An edge case for Io.Dir.realpath*() functions

Hi everyone,

This was the topic that finally motivated my first post here. Not to try and litigate it, but try and understand it, and perhaps ask what to do about an edge case if the long considered removal were to be accepted one day.

I’m pretty new to Zig, but feel I’ve gotten pretty far. I’ve written a couple personal projects and my own C library bindings, including fun with comptime, and have gotten very good at grepping my way through the stdlib.

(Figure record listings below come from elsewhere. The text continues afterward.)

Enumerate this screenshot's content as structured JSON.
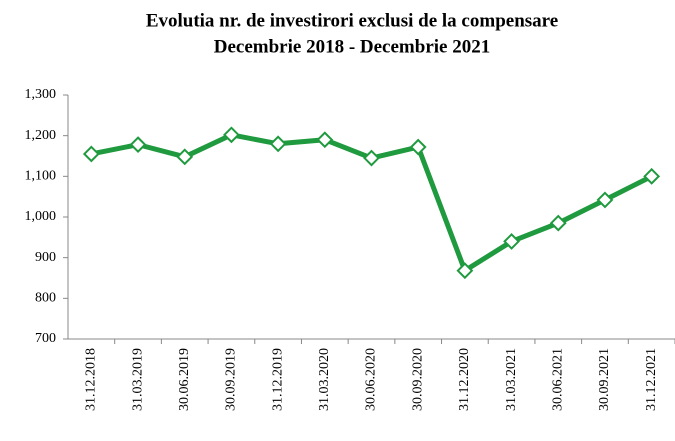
{
  "chart_data": {
    "type": "line",
    "title": [
      "Evolutia nr. de investirori  exclusi de la compensare",
      "Decembrie 2018 - Decembrie 2021"
    ],
    "categories": [
      "31.12.2018",
      "31.03.2019",
      "30.06.2019",
      "30.09.2019",
      "31.12.2019",
      "31.03.2020",
      "30.06.2020",
      "30.09.2020",
      "31.12.2020",
      "31.03.2021",
      "30.06.2021",
      "30.09.2021",
      "31.12.2021"
    ],
    "values": [
      1155,
      1178,
      1148,
      1202,
      1180,
      1190,
      1145,
      1172,
      868,
      940,
      985,
      1042,
      1100
    ],
    "color": "#1f9a3e",
    "ylim": [
      700,
      1300
    ],
    "yticks": [
      700,
      800,
      900,
      {
        "value": 1000,
        "label": "1,000"
      },
      {
        "value": 1100,
        "label": "1,100"
      },
      {
        "value": 1200,
        "label": "1,200"
      },
      {
        "value": 1300,
        "label": "1,300"
      }
    ],
    "grid": false
  }
}
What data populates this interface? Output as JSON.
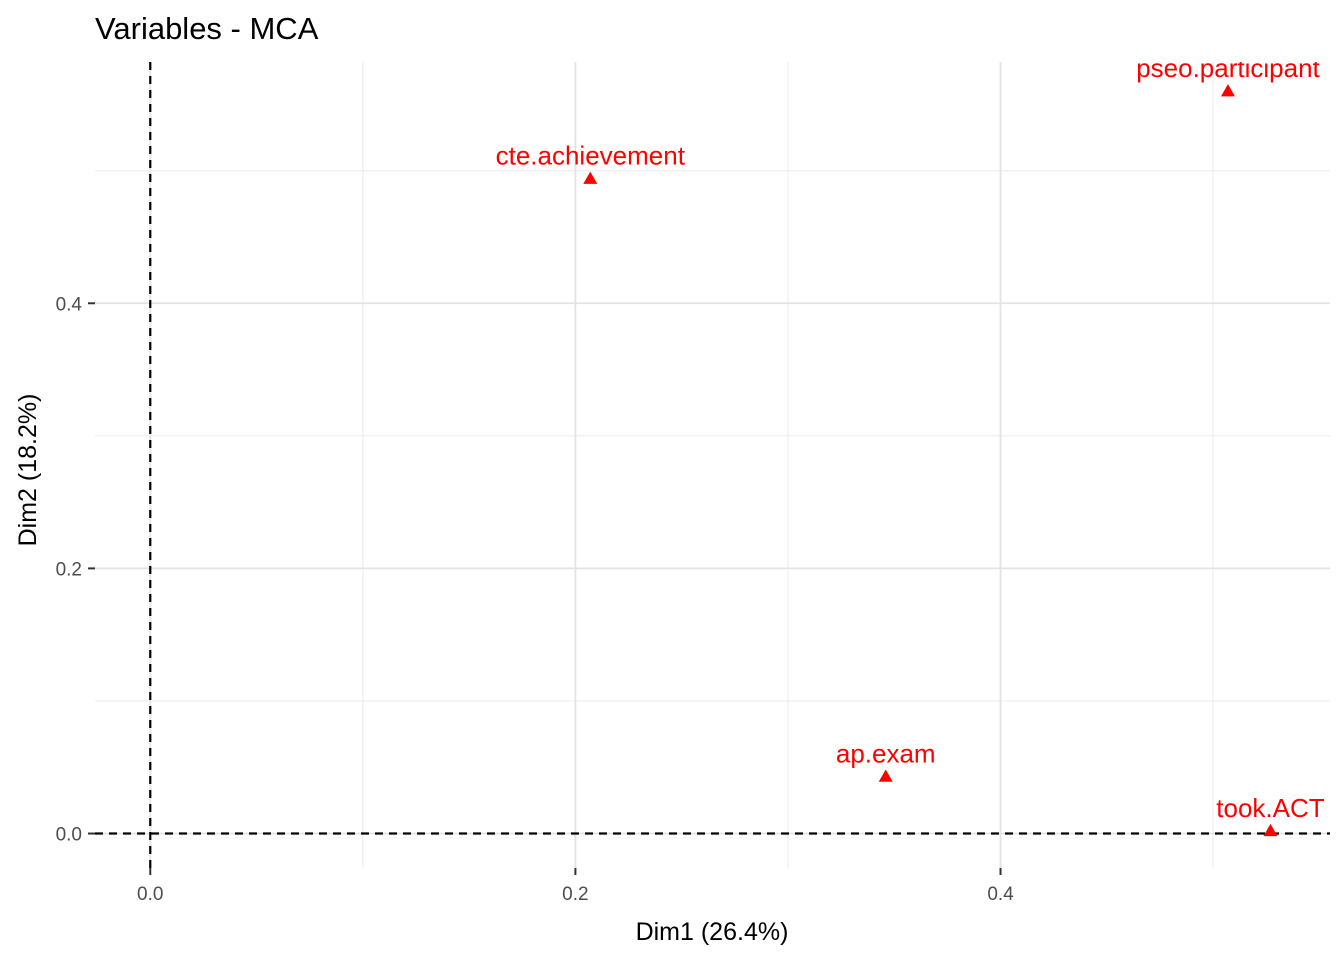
{
  "chart_data": {
    "type": "scatter",
    "title": "Variables - MCA",
    "xlabel": "Dim1 (26.4%)",
    "ylabel": "Dim2 (18.2%)",
    "xlim": [
      -0.026,
      0.555
    ],
    "ylim": [
      -0.026,
      0.582
    ],
    "x_ticks": [
      0.0,
      0.2,
      0.4
    ],
    "x_tick_labels": [
      "0.0",
      "0.2",
      "0.4"
    ],
    "y_ticks": [
      0.0,
      0.2,
      0.4
    ],
    "y_tick_labels": [
      "0.0",
      "0.2",
      "0.4"
    ],
    "grid": true,
    "reference_lines": {
      "x": 0,
      "y": 0,
      "style": "dashed"
    },
    "point_color": "#ff0000",
    "marker": "triangle",
    "points": [
      {
        "label": "cte.achievement",
        "x": 0.207,
        "y": 0.494
      },
      {
        "label": "pseo.participant",
        "x": 0.507,
        "y": 0.56
      },
      {
        "label": "ap.exam",
        "x": 0.346,
        "y": 0.043
      },
      {
        "label": "took.ACT",
        "x": 0.527,
        "y": 0.002
      }
    ]
  }
}
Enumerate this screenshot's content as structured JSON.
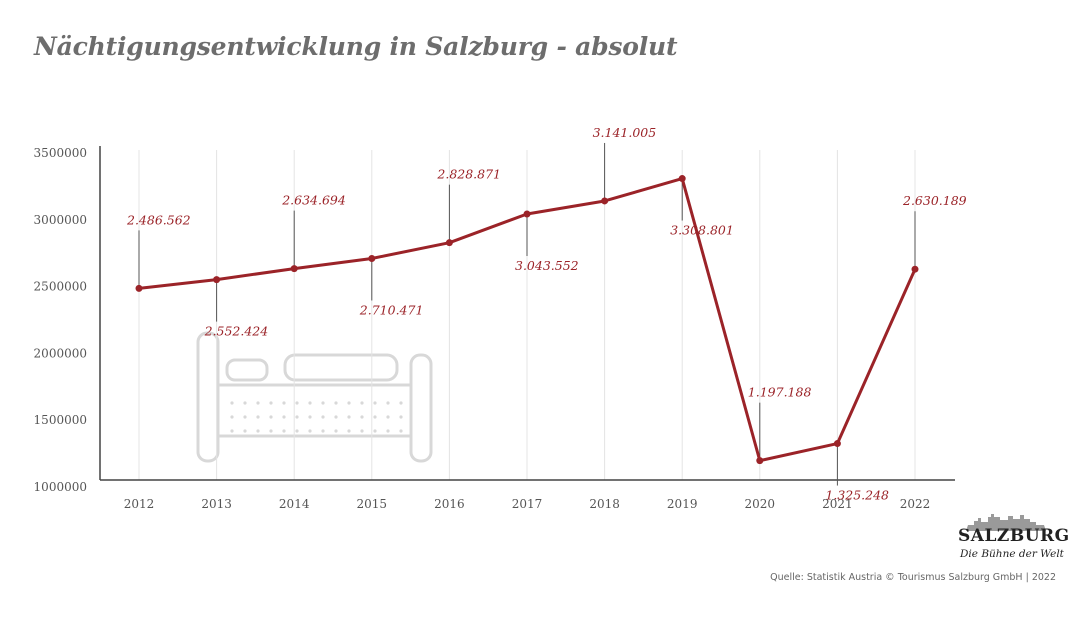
{
  "title": "Nächtigungsentwicklung in Salzburg - absolut",
  "source": "Quelle: Statistik Austria © Tourismus Salzburg GmbH | 2022",
  "logo": {
    "wordmark": "SALZBURG",
    "tagline": "Die Bühne der Welt"
  },
  "colors": {
    "series": "#9b2328",
    "axis": "#444444",
    "grid": "#e4e4e4",
    "title": "#6d6d6d",
    "illustration": "#d8d8d8"
  },
  "icons": {
    "background": "bed-illustration",
    "logo": "castle-silhouette-icon"
  },
  "chart_data": {
    "type": "line",
    "title": "Nächtigungsentwicklung in Salzburg - absolut",
    "xlabel": "",
    "ylabel": "",
    "categories": [
      "2012",
      "2013",
      "2014",
      "2015",
      "2016",
      "2017",
      "2018",
      "2019",
      "2020",
      "2021",
      "2022"
    ],
    "series": [
      {
        "values": [
          2486562,
          2552424,
          2634694,
          2710471,
          2828871,
          3043552,
          3141005,
          3308801,
          1197188,
          1325248,
          2630189
        ],
        "labels": [
          "2.486.562",
          "2.552.424",
          "2.634.694",
          "2.710.471",
          "2.828.871",
          "3.043.552",
          "3.141.005",
          "3.308.801",
          "1.197.188",
          "1.325.248",
          "2.630.189"
        ],
        "label_positions": [
          "above",
          "below",
          "above",
          "below",
          "above",
          "below",
          "above",
          "below",
          "above",
          "below",
          "above"
        ]
      }
    ],
    "y_ticks": [
      "1000000",
      "1500000",
      "2000000",
      "2500000",
      "3000000",
      "3500000"
    ],
    "y_tick_values": [
      1000000,
      1500000,
      2000000,
      2500000,
      3000000,
      3500000
    ],
    "ylim": [
      1000000,
      3500000
    ],
    "grid": "vertical",
    "legend": "none"
  }
}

It is clear the I/O module’s filesystem handling is moving in a specific direction, with common StackOverflow suggestions like getFdPath being removed in 0.16. And I can see the issues in both efficiency and compatibility with the realpath family. So as I learn Zig, I’m taking its discouragement to heart. Especially because when I’ve previously gotten frustrated something was missing, there was a better way.

(For instance, by digging into how realpath is implemented, I learned that nearly every OS in the posix module has a magic file descriptor number for the working directory. Neat!)

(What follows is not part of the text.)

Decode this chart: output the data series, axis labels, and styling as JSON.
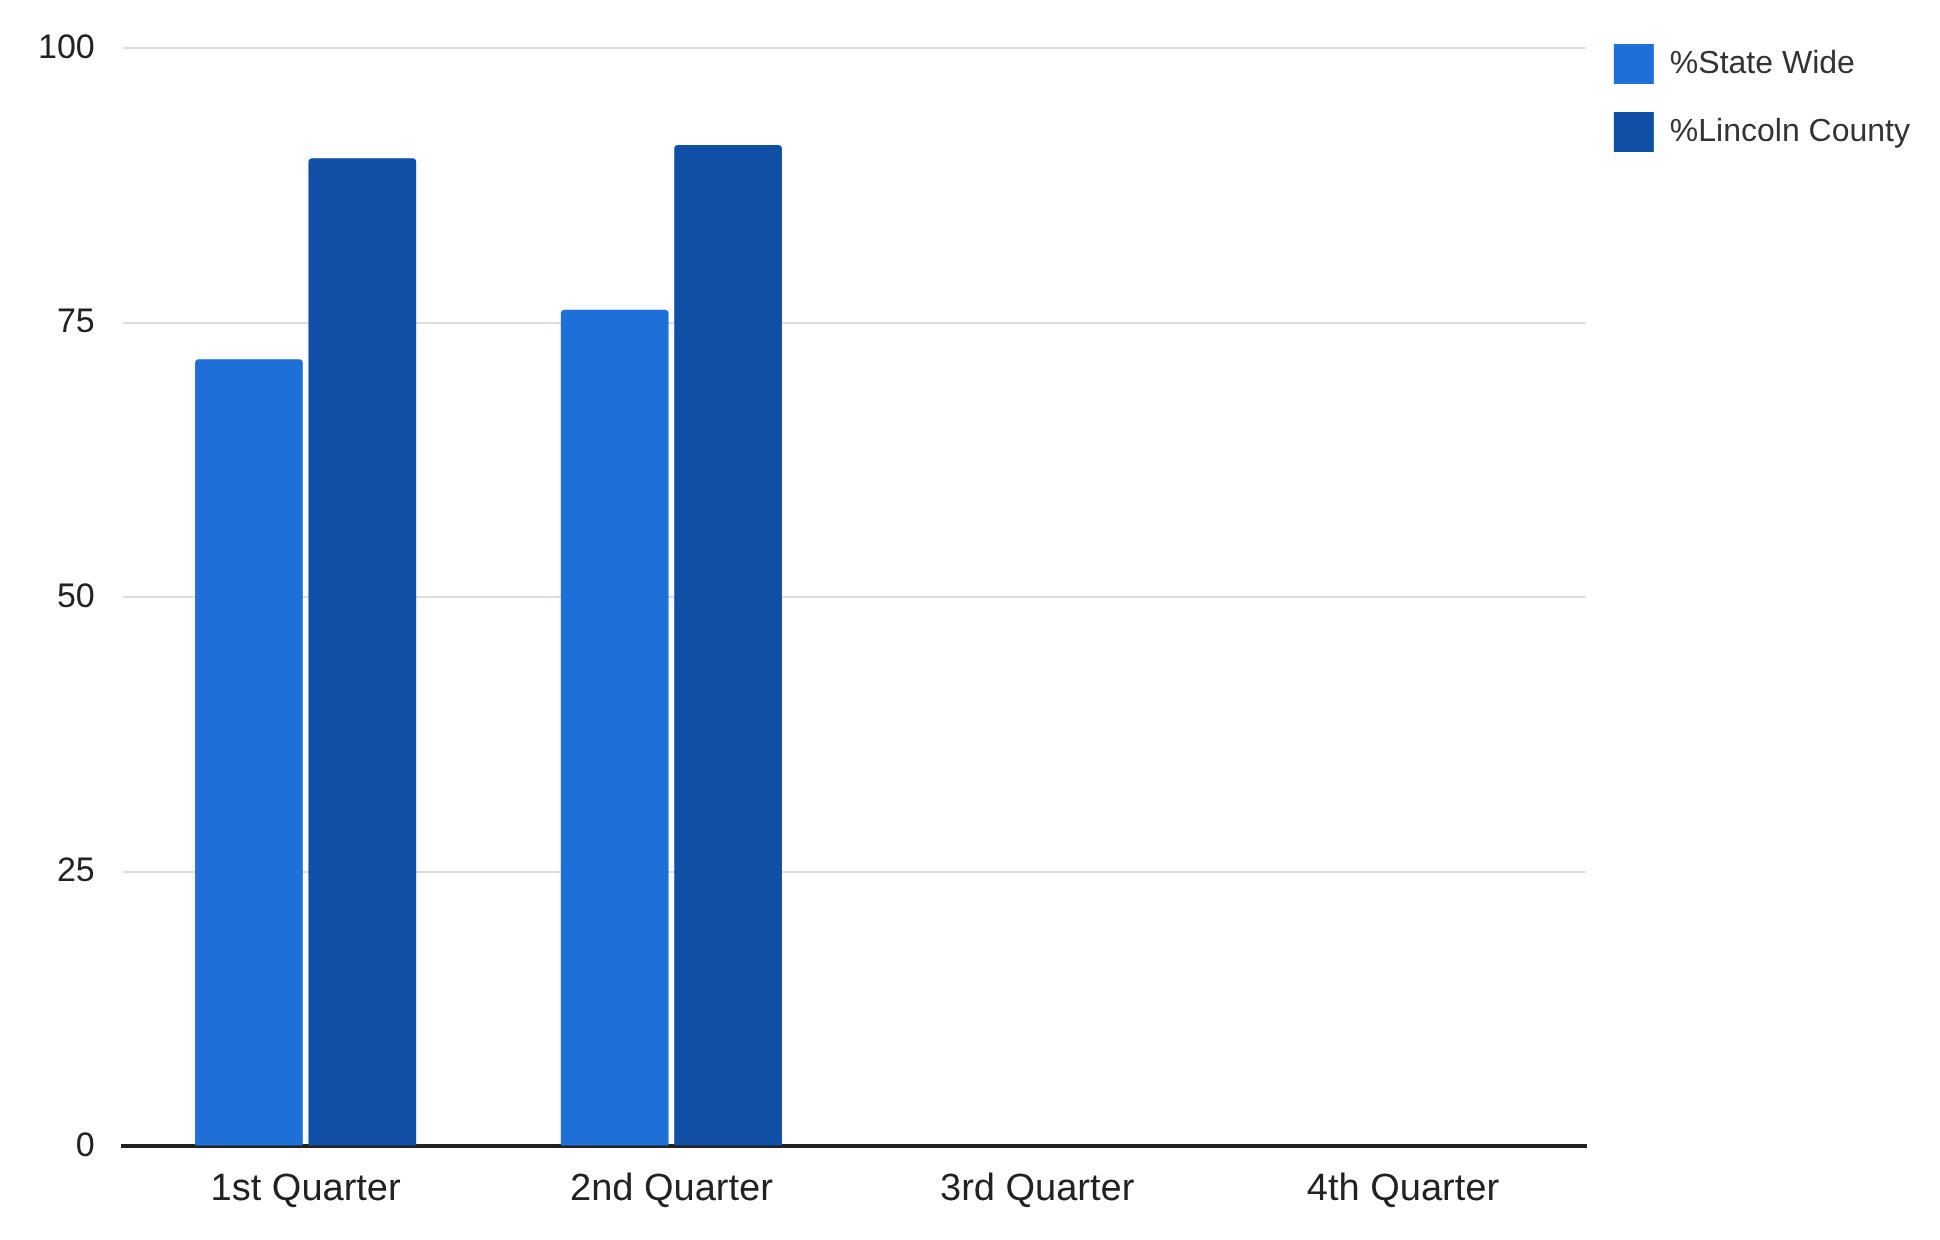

Zig’s general philosophy seems to suggest: if you really need to do something with paths a manner more specific than Dir offers, you should be using OS-specific APIs from the start. Dir is an interface for ease of use and broad compatibility, but it has a “narrow contract” in return.

I actually did use OS specific APIs when I had to integrate a C library into a project, which only accepts paths. Treating them as opaque tokens passed by the user works well.

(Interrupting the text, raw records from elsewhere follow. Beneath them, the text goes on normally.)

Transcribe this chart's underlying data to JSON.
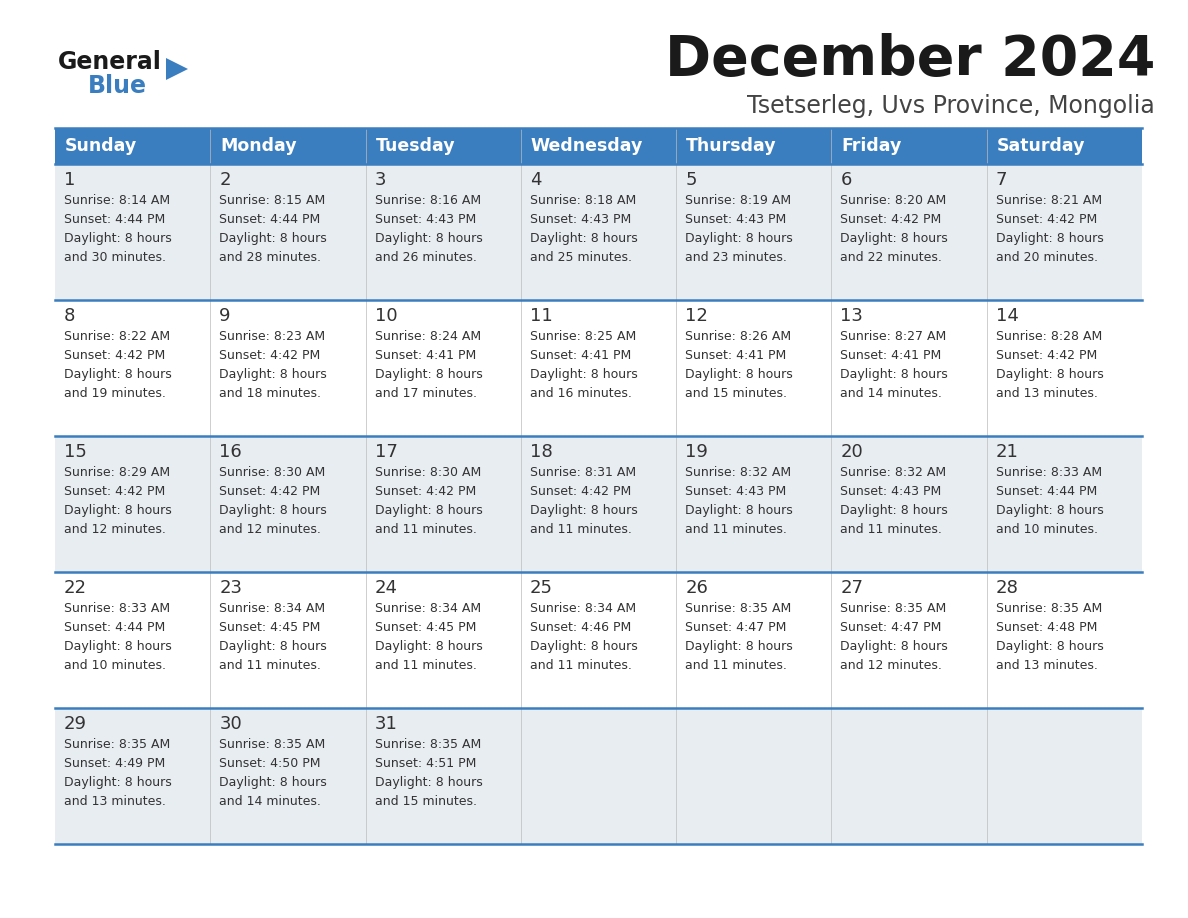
{
  "title": "December 2024",
  "subtitle": "Tsetserleg, Uvs Province, Mongolia",
  "header_bg": "#3a7ebf",
  "header_text": "#ffffff",
  "row_bg_light": "#e8edf2",
  "row_bg_white": "#ffffff",
  "divider_color": "#3a7ebf",
  "text_color": "#333333",
  "day_headers": [
    "Sunday",
    "Monday",
    "Tuesday",
    "Wednesday",
    "Thursday",
    "Friday",
    "Saturday"
  ],
  "days": [
    {
      "day": 1,
      "col": 0,
      "row": 0,
      "sunrise": "8:14 AM",
      "sunset": "4:44 PM",
      "daylight_min": "30"
    },
    {
      "day": 2,
      "col": 1,
      "row": 0,
      "sunrise": "8:15 AM",
      "sunset": "4:44 PM",
      "daylight_min": "28"
    },
    {
      "day": 3,
      "col": 2,
      "row": 0,
      "sunrise": "8:16 AM",
      "sunset": "4:43 PM",
      "daylight_min": "26"
    },
    {
      "day": 4,
      "col": 3,
      "row": 0,
      "sunrise": "8:18 AM",
      "sunset": "4:43 PM",
      "daylight_min": "25"
    },
    {
      "day": 5,
      "col": 4,
      "row": 0,
      "sunrise": "8:19 AM",
      "sunset": "4:43 PM",
      "daylight_min": "23"
    },
    {
      "day": 6,
      "col": 5,
      "row": 0,
      "sunrise": "8:20 AM",
      "sunset": "4:42 PM",
      "daylight_min": "22"
    },
    {
      "day": 7,
      "col": 6,
      "row": 0,
      "sunrise": "8:21 AM",
      "sunset": "4:42 PM",
      "daylight_min": "20"
    },
    {
      "day": 8,
      "col": 0,
      "row": 1,
      "sunrise": "8:22 AM",
      "sunset": "4:42 PM",
      "daylight_min": "19"
    },
    {
      "day": 9,
      "col": 1,
      "row": 1,
      "sunrise": "8:23 AM",
      "sunset": "4:42 PM",
      "daylight_min": "18"
    },
    {
      "day": 10,
      "col": 2,
      "row": 1,
      "sunrise": "8:24 AM",
      "sunset": "4:41 PM",
      "daylight_min": "17"
    },
    {
      "day": 11,
      "col": 3,
      "row": 1,
      "sunrise": "8:25 AM",
      "sunset": "4:41 PM",
      "daylight_min": "16"
    },
    {
      "day": 12,
      "col": 4,
      "row": 1,
      "sunrise": "8:26 AM",
      "sunset": "4:41 PM",
      "daylight_min": "15"
    },
    {
      "day": 13,
      "col": 5,
      "row": 1,
      "sunrise": "8:27 AM",
      "sunset": "4:41 PM",
      "daylight_min": "14"
    },
    {
      "day": 14,
      "col": 6,
      "row": 1,
      "sunrise": "8:28 AM",
      "sunset": "4:42 PM",
      "daylight_min": "13"
    },
    {
      "day": 15,
      "col": 0,
      "row": 2,
      "sunrise": "8:29 AM",
      "sunset": "4:42 PM",
      "daylight_min": "12"
    },
    {
      "day": 16,
      "col": 1,
      "row": 2,
      "sunrise": "8:30 AM",
      "sunset": "4:42 PM",
      "daylight_min": "12"
    },
    {
      "day": 17,
      "col": 2,
      "row": 2,
      "sunrise": "8:30 AM",
      "sunset": "4:42 PM",
      "daylight_min": "11"
    },
    {
      "day": 18,
      "col": 3,
      "row": 2,
      "sunrise": "8:31 AM",
      "sunset": "4:42 PM",
      "daylight_min": "11"
    },
    {
      "day": 19,
      "col": 4,
      "row": 2,
      "sunrise": "8:32 AM",
      "sunset": "4:43 PM",
      "daylight_min": "11"
    },
    {
      "day": 20,
      "col": 5,
      "row": 2,
      "sunrise": "8:32 AM",
      "sunset": "4:43 PM",
      "daylight_min": "11"
    },
    {
      "day": 21,
      "col": 6,
      "row": 2,
      "sunrise": "8:33 AM",
      "sunset": "4:44 PM",
      "daylight_min": "10"
    },
    {
      "day": 22,
      "col": 0,
      "row": 3,
      "sunrise": "8:33 AM",
      "sunset": "4:44 PM",
      "daylight_min": "10"
    },
    {
      "day": 23,
      "col": 1,
      "row": 3,
      "sunrise": "8:34 AM",
      "sunset": "4:45 PM",
      "daylight_min": "11"
    },
    {
      "day": 24,
      "col": 2,
      "row": 3,
      "sunrise": "8:34 AM",
      "sunset": "4:45 PM",
      "daylight_min": "11"
    },
    {
      "day": 25,
      "col": 3,
      "row": 3,
      "sunrise": "8:34 AM",
      "sunset": "4:46 PM",
      "daylight_min": "11"
    },
    {
      "day": 26,
      "col": 4,
      "row": 3,
      "sunrise": "8:35 AM",
      "sunset": "4:47 PM",
      "daylight_min": "11"
    },
    {
      "day": 27,
      "col": 5,
      "row": 3,
      "sunrise": "8:35 AM",
      "sunset": "4:47 PM",
      "daylight_min": "12"
    },
    {
      "day": 28,
      "col": 6,
      "row": 3,
      "sunrise": "8:35 AM",
      "sunset": "4:48 PM",
      "daylight_min": "13"
    },
    {
      "day": 29,
      "col": 0,
      "row": 4,
      "sunrise": "8:35 AM",
      "sunset": "4:49 PM",
      "daylight_min": "13"
    },
    {
      "day": 30,
      "col": 1,
      "row": 4,
      "sunrise": "8:35 AM",
      "sunset": "4:50 PM",
      "daylight_min": "14"
    },
    {
      "day": 31,
      "col": 2,
      "row": 4,
      "sunrise": "8:35 AM",
      "sunset": "4:51 PM",
      "daylight_min": "15"
    }
  ]
}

But what about writing unit tests for said C library integration?

Then it becomes a lot trickier. Because all of the std.testing utility functions use the Dir API, requiring things like this:

test "open" {
    // verify that calling open() creates a new file from the user's path input
    const io = std.testing.io;
    const dir = std.testing.tmpDir(.{});
    // hack: because there is no way to get an fd path anymore, move around cwd to make everything relative
    const cwd = std.Io.Dir.cwd();
    defer std.process.setCurrentDir(io, cwd) catch {};
    try std.process.setCurrentDir(io, dir.dir);

    var handle = try henrylib.open("test"); // use a relative path to keep it in the tmpDir
    defer handle.close() catch {};

    try dir.dir.access(io, "test", .{}); // verify that the file was created
}

It works, but as someone who’s written a lot of C, Python, and Rust in the past, it feels very strange and clunky. (The latter language making Path a first-class opaque object with OS-specific behaviors.)

Is this really what the Dir API intends to encourage in users of the language?

Would it be possible to have other types of path utilities for std.testing at least?

Or is this less strange and clunky in your opinions than in mine?